Forty-two artifacts that had been lent to the Guimet Museum in Paris by the government of Bangladesh despite public opposition have been returned. Scholars in Bangladesh were concerned that the ancient objects would never come home.

Six Elamite bas-reliefs in Iran’s Khuzestan Province have been damaged by the iron covers installed to protect them from rain.  

Rasho Rashev, director of the National Archaeological Institute of the Bulgarian Academy of Sciences, was one of eight people killed in a fire on the Sofia-Kardam train line. Rumors in his home town of Shumen suggest that Rashev was assassinated by looters.  

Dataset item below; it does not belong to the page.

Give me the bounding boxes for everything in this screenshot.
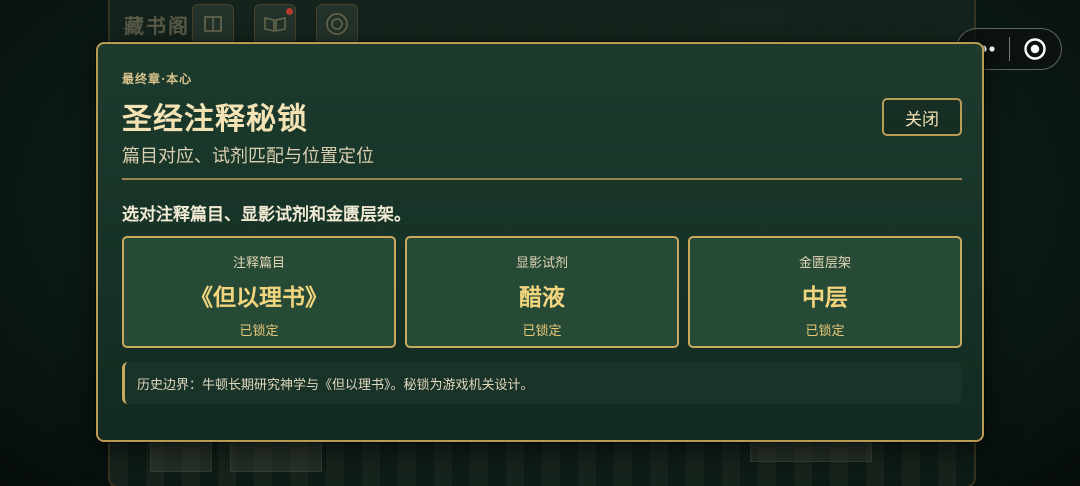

The Honouliuli internment camp site held 300 Hawaii residents in 1943. Archaeologists and concerned citizens want to list the camp on the National Historic Register. If you watch the video version of the story, you’ll see artifacts from the camp.   This article on the camp features interviews with people who were imprisoned there. “Not so nostalgic. No buildings and only bushes. The place was an Army camp, right now all bushes,” said Harry Urata, now 89 years old.   

In New Hampshire, realtors could be required to tell potential buyers if any Native American artifacts have ever been found on a piece of property, and that if any artifacts do turn up in future digging, a state archaeologist must examine the site.  

This report from Iraq says that 213 Iraqi archaeological sites have been looted since 2003.  

Greek Culture Minister Michalis Liapis says that Ancient Olympia is ready for the torch-lighting ceremony that will kick off the Beijing Games later this month. The area around Olympia was heavily damaged during forest fires last summer.  

Here’s another article on the new bust of Johann Sebastian Bach made with computer modeling techniques and a copper replica of Bach’s skull made in 1894. An earlier version of this story implied that Bach’s actual skull was used.  

An entry fee will once again be charged at the Roman Forum, beginning March 10.  

The body of Padre Pio, a Capuchin friar who died in 1968, was exhumed by the Catholic Church for display later this year.